In early 1998, I moved to Boston to do postdoctoral work in Frederick Alt’s laboratory in the Department of Genetics at Harvard Medical School. Dr. Alt’s lab researches B and T cell development, specifically focusing on a process called gene rearrangement — the process by which the cell cuts and pastes DNA during lymphocyte development. The work involved a combined study of immunodeficiency, DNA repair, and B cell tumors.
Since I had been trained as a biochemist, I realized that the system the lab was working on was ripe for a biochemical approach. As there was no biochemist in the lab at the time, I decided I could make a real contribution.
Fred was a wonderful mentor. He provided me, both technically and intellectually, with everything I needed in the lab, which was a very vibrant environment. The work became especially interesting in 2000, when the activation-induced cytidine deaminase (AID) gene was cloned for the first time in a lab, in Japan. This was something that scientists had been trying to do for quite some time. The AID gene plays an important role in class switch recombination, somatic hypermutation, and gene conversion in B cells. Without these processes, the immune system cannot work to its full effectiveness.
Once the Japanese lab identified and cloned the gene, there was a great rush to discover exactly what it does and how it functions. As a result, in my work in Fred’s lab, I tried to decipher the gene and its functions, using both in vitro assays and mouse work. There were more than 20 labs around the world trying to make the same discovery, which meant there was a great competition to publish first. Nothing worked for us for the first two years, but then, two-and-a-half years into the project, we succeeded, eventually publishing our results in 2003.
Yet, there were still many questions left about the AID gene: Why does it mutate? What gives the protein its specificity of interaction? These are the questions I wanted to continue to pursue in my own lab.
Next Stop: SKI
Choosing to come to the Sloan Kettering Institute to continue my research in the Immunology Program was fairly simple. I chose SKI because it offered me the best resources — both intellectually and practically. Intellectually, there are few other institutions in the world that can match the intellectual firepower here. The ones that do match it tend to be too big and unwieldy. Additionally, I had known of James Allison, the Chairman of the SKI Immunology Program, and I was excited to be a part of his efforts to expand the program.
The other real bonus about coming to SKI is the chance to experience interactions with members of other departments and disciplines. For example, I regularly interact with members of the Molecular Biology Program and the Cancer Biology and Genetics Program, as well as other programs. There is rich ground here for cross-fertilization, which is one of the keys to success in today’s science world.

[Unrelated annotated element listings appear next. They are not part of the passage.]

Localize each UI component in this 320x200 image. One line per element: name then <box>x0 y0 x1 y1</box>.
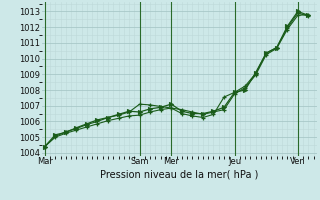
X-axis label: Pression niveau de la mer( hPa ): Pression niveau de la mer( hPa ) <box>100 169 258 179</box>
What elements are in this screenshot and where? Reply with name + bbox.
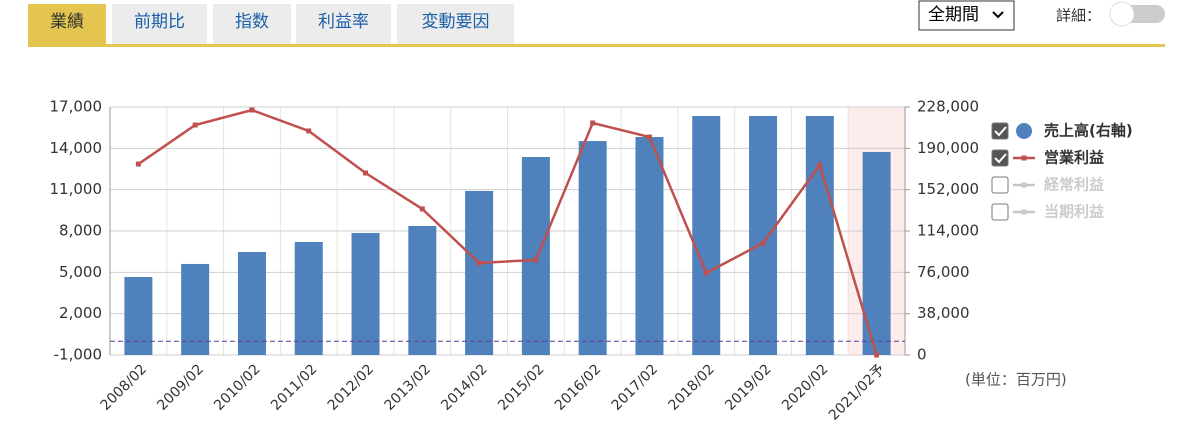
dropdown-arrow	[992, 11, 1004, 19]
bar	[805, 116, 834, 355]
line-marker	[590, 120, 596, 126]
detail-label: 詳細：	[1056, 7, 1101, 25]
x-tick-label: 2008/02	[98, 361, 150, 413]
tab-label: 前期比	[134, 12, 185, 32]
tab-label: 利益率	[318, 12, 369, 32]
bar	[351, 232, 380, 355]
tab[interactable]	[112, 4, 207, 44]
bar	[521, 157, 550, 355]
bar	[124, 277, 153, 355]
line	[137, 108, 878, 356]
y2-tick-label: 38,000	[917, 304, 970, 322]
line-marker	[192, 122, 198, 128]
x-tick-label: 2016/02	[552, 361, 604, 413]
x-tick-label: 2013/02	[382, 361, 434, 413]
legend-swatch-marker	[1021, 209, 1027, 215]
bar	[181, 263, 210, 355]
bar	[749, 116, 778, 355]
bar	[294, 241, 323, 355]
x-tick-label: 2021/02予	[826, 361, 888, 423]
legend-label: 売上高(右軸)	[1044, 122, 1133, 140]
y2-tick-label: 228,000	[917, 98, 979, 116]
line-marker	[646, 134, 652, 140]
legend-swatch-marker	[1021, 182, 1027, 188]
unit-note: (単位：百万円)	[965, 371, 1067, 389]
tab[interactable]	[28, 4, 106, 44]
x-tick-label: 2014/02	[438, 361, 490, 413]
line-marker	[306, 128, 312, 134]
tab[interactable]	[296, 4, 391, 44]
legend-checkbox[interactable]	[991, 149, 1009, 167]
legend-checkbox[interactable]	[991, 176, 1009, 194]
bar	[692, 116, 721, 355]
toggle-knob	[1109, 1, 1135, 27]
line-marker	[874, 352, 880, 358]
tab-underline	[28, 44, 1165, 47]
period-select-label: 全期間	[928, 5, 979, 25]
bar	[408, 225, 437, 355]
x-tick-label: 2017/02	[609, 361, 661, 413]
tab-label: 変動要因	[422, 12, 490, 32]
y-tick-label: 8,000	[59, 222, 102, 240]
x-tick-label: 2020/02	[779, 361, 831, 413]
x-tick-label: 2019/02	[722, 361, 774, 413]
y2-tick-label: 152,000	[917, 180, 979, 198]
line-marker	[760, 240, 766, 246]
checkmark	[994, 126, 1007, 137]
tab-label: 指数	[235, 12, 269, 32]
legend-checkbox[interactable]	[991, 122, 1009, 140]
bar	[237, 251, 266, 355]
line-marker	[135, 161, 141, 167]
x-tick-label: 2012/02	[325, 361, 377, 413]
y2-tick-label: 190,000	[917, 139, 979, 157]
x-tick-label: 2011/02	[268, 361, 320, 413]
x-tick-label: 2018/02	[665, 361, 717, 413]
x-tick-label: 2009/02	[154, 361, 206, 413]
line-marker	[476, 260, 482, 266]
y-tick-label: 14,000	[50, 139, 103, 157]
x-tick-label: 2015/02	[495, 361, 547, 413]
line-marker	[249, 107, 255, 113]
legend-label: 営業利益	[1044, 149, 1104, 167]
legend-swatch	[1016, 123, 1032, 139]
y-tick-label: 11,000	[50, 180, 103, 198]
line-marker	[533, 257, 539, 263]
checkmark	[994, 153, 1007, 164]
legend-checkbox[interactable]	[991, 203, 1009, 221]
legend-label: 当期利益	[1044, 203, 1104, 221]
y-tick-label: 5,000	[59, 263, 102, 281]
y-tick-label: 17,000	[50, 98, 103, 116]
y-tick-label: 2,000	[59, 304, 102, 322]
bar	[635, 137, 664, 355]
tab-label: 業績	[50, 12, 84, 32]
line-marker	[419, 206, 425, 212]
legend-label: 経常利益	[1044, 176, 1104, 194]
tab[interactable]	[397, 4, 514, 44]
y2-tick-label: 76,000	[917, 263, 970, 281]
line-marker	[703, 270, 709, 276]
y-tick-label: -1,000	[54, 346, 102, 364]
legend-swatch-marker	[1021, 155, 1027, 161]
x-tick-label: 2010/02	[211, 361, 263, 413]
bar	[465, 190, 494, 355]
line-marker	[363, 170, 369, 176]
y2-tick-label: 114,000	[917, 222, 979, 240]
line-marker	[817, 162, 823, 168]
bar	[578, 141, 607, 355]
tab[interactable]	[213, 4, 291, 44]
y2-tick-label: 0	[917, 346, 927, 364]
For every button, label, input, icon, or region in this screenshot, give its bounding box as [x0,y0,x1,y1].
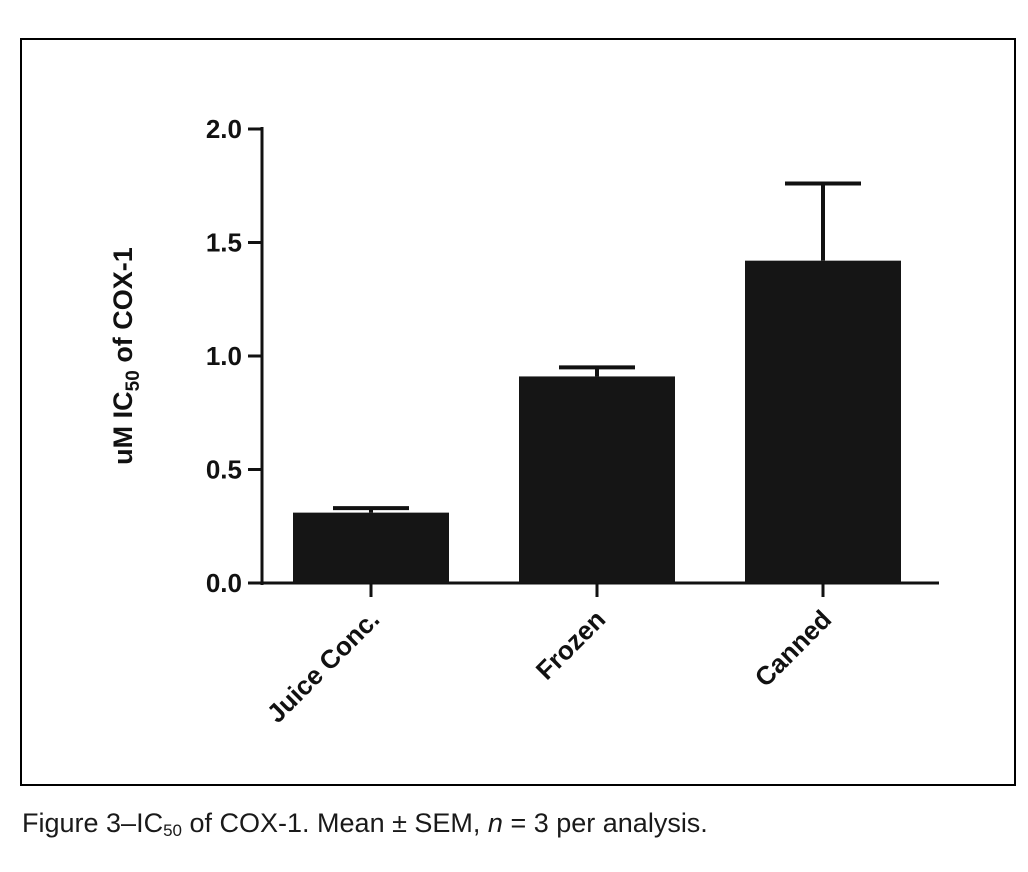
y-axis-title-text: uM IC50 of COX-1 [108,247,144,465]
x-tick-label: Frozen [530,604,611,685]
chart-frame: uM IC50 of COX-1 0.0 0.5 1.0 1.5 2.0 Juice Co… [20,38,1016,786]
y-tick-label: 0.5 [206,455,242,485]
figure-caption: Figure 3–IC50 of COX-1. Mean ± SEM, n = … [22,808,708,841]
x-tick-label: Canned [749,604,838,693]
bar [745,260,901,583]
caption-figure: Figure 3–IC [22,808,164,838]
y-tick-label: 2.0 [206,114,242,144]
y-axis-title: uM IC50 of COX-1 [108,247,144,465]
caption-text-1: of COX-1. Mean ± SEM, [182,808,488,838]
bar [293,512,449,583]
bar [519,376,675,583]
y-tick-label: 0.0 [206,568,242,598]
caption-n: n [487,808,503,838]
bar-chart: uM IC50 of COX-1 0.0 0.5 1.0 1.5 2.0 Juice Co… [108,114,939,728]
caption-text-2: = 3 per analysis. [502,808,708,838]
caption-subscript: 50 [163,821,182,840]
y-tick-label: 1.5 [206,228,242,258]
y-tick-label: 1.0 [206,341,242,371]
x-tick-label: Juice Conc. [261,604,385,728]
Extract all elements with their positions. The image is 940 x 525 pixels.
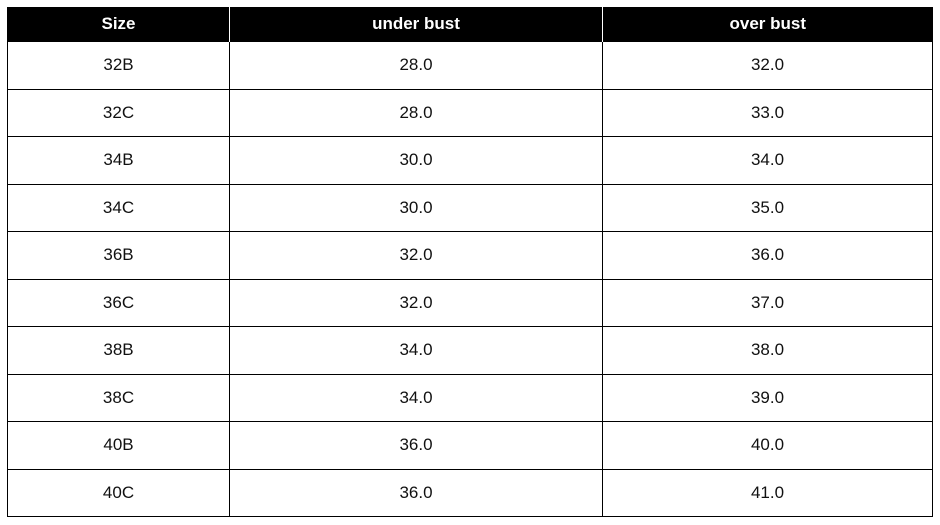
- size-cell: 36B: [7, 231, 230, 280]
- size-cell: 40C: [7, 468, 230, 517]
- table-row: 34B 30.0 34.0: [7, 136, 933, 185]
- size-cell: 34C: [7, 183, 230, 232]
- header-size: Size: [7, 7, 230, 42]
- table-row: 40B 36.0 40.0: [7, 421, 933, 470]
- table-row: 36C 32.0 37.0: [7, 278, 933, 327]
- over-bust-cell: 37.0: [602, 278, 933, 327]
- table-row: 32B 28.0 32.0: [7, 41, 933, 90]
- under-bust-cell: 30.0: [229, 183, 603, 232]
- over-bust-cell: 38.0: [602, 326, 933, 375]
- header-over-bust: over bust: [602, 7, 933, 42]
- table-row: 40C 36.0 41.0: [7, 468, 933, 517]
- size-cell: 32C: [7, 88, 230, 137]
- over-bust-cell: 41.0: [602, 468, 933, 517]
- size-cell: 36C: [7, 278, 230, 327]
- table-row: 32C 28.0 33.0: [7, 88, 933, 137]
- under-bust-cell: 36.0: [229, 421, 603, 470]
- over-bust-cell: 40.0: [602, 421, 933, 470]
- table-row: 34C 30.0 35.0: [7, 183, 933, 232]
- under-bust-cell: 32.0: [229, 231, 603, 280]
- size-cell: 40B: [7, 421, 230, 470]
- size-chart-table: Size under bust over bust 32B 28.0 32.0 32C…: [7, 7, 933, 517]
- table-row: 36B 32.0 36.0: [7, 231, 933, 280]
- over-bust-cell: 33.0: [602, 88, 933, 137]
- size-cell: 38C: [7, 373, 230, 422]
- table-row: 38C 34.0 39.0: [7, 373, 933, 422]
- over-bust-cell: 32.0: [602, 41, 933, 90]
- under-bust-cell: 28.0: [229, 88, 603, 137]
- size-cell: 32B: [7, 41, 230, 90]
- over-bust-cell: 34.0: [602, 136, 933, 185]
- header-under-bust: under bust: [229, 7, 603, 42]
- under-bust-cell: 34.0: [229, 373, 603, 422]
- over-bust-cell: 35.0: [602, 183, 933, 232]
- over-bust-cell: 36.0: [602, 231, 933, 280]
- under-bust-cell: 34.0: [229, 326, 603, 375]
- table-row: 38B 34.0 38.0: [7, 326, 933, 375]
- over-bust-cell: 39.0: [602, 373, 933, 422]
- size-cell: 34B: [7, 136, 230, 185]
- under-bust-cell: 32.0: [229, 278, 603, 327]
- under-bust-cell: 28.0: [229, 41, 603, 90]
- under-bust-cell: 36.0: [229, 468, 603, 517]
- under-bust-cell: 30.0: [229, 136, 603, 185]
- size-cell: 38B: [7, 326, 230, 375]
- header-row: Size under bust over bust: [7, 7, 933, 42]
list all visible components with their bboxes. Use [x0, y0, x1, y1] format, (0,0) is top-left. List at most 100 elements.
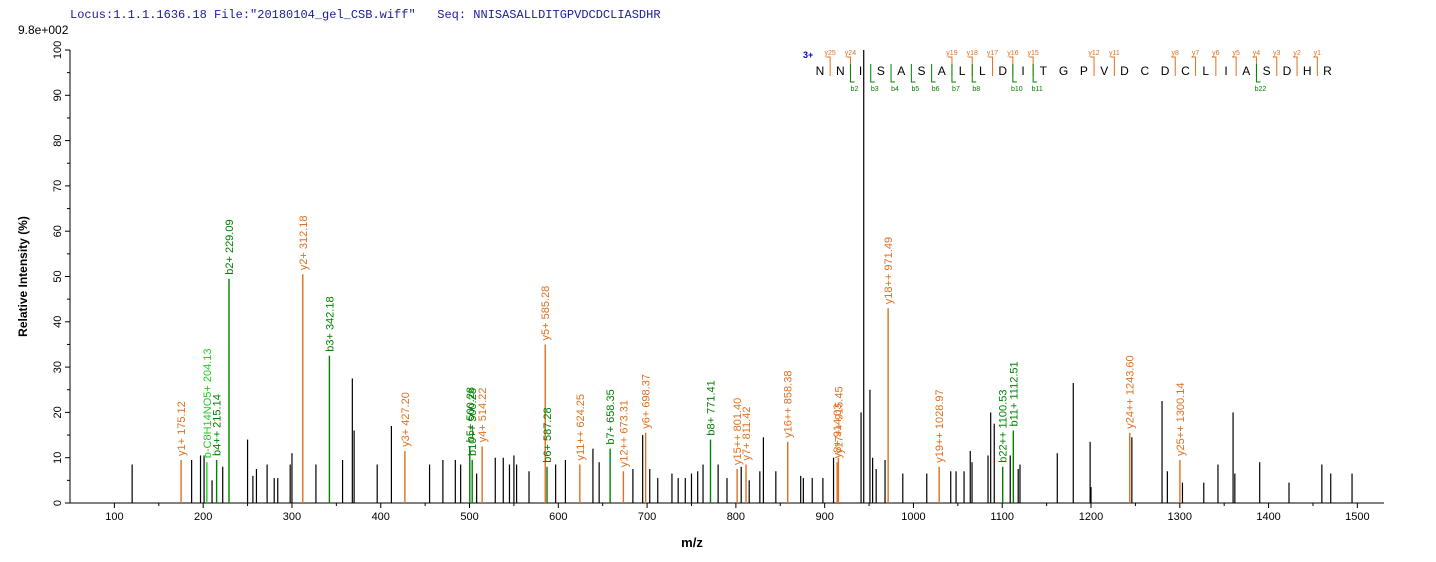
- peak-label: y4+ 514.22: [477, 388, 489, 443]
- sequence-residue: A: [897, 64, 905, 78]
- charge-state: 3+: [803, 50, 813, 60]
- y-ion-marker: y3: [1273, 50, 1281, 57]
- b-ion-bracket: [1255, 64, 1261, 83]
- y-ion-bracket: [1029, 56, 1034, 76]
- y-ion-bracket: [826, 56, 831, 76]
- y-ion-bracket: [947, 56, 953, 76]
- y-tick-label: 80: [52, 134, 64, 146]
- b-ion-marker: b2: [851, 86, 859, 93]
- sequence-residue: C: [1181, 64, 1190, 78]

My SKI lab got off to a good start when I was recently awarded a Damon Runyon Cancer Research Fund Scholar Award. Funding began on January 1, 2006, and will run through 2008. I have already hired a research technician, Shaheen Kabir, and two postdocs, who will join us shortly. And, of course, we will have the assistance of graduate students from the new Gerstner Sloan Kettering Graduate School, where I am a faculty member.
We are now taking the next steps toward understanding the AID gene, which has important potential implications that involve both immunodeficiency and B cell tumors. We know from our work and the work of other labs that if an individual has too little of the AID protein, they will be immunodeficient. And if an individual has an excess of the protein, there will be a predisposition to developing B cell tumors.
From what we know, most of human B cell lymphomas are due to aberrations in the AID pathway. So, while our work is basic science research, Memorial Sloan Kettering Cancer Center is the best place to take insights from the basic science side of things and translate them into investigational approaches in the clinic.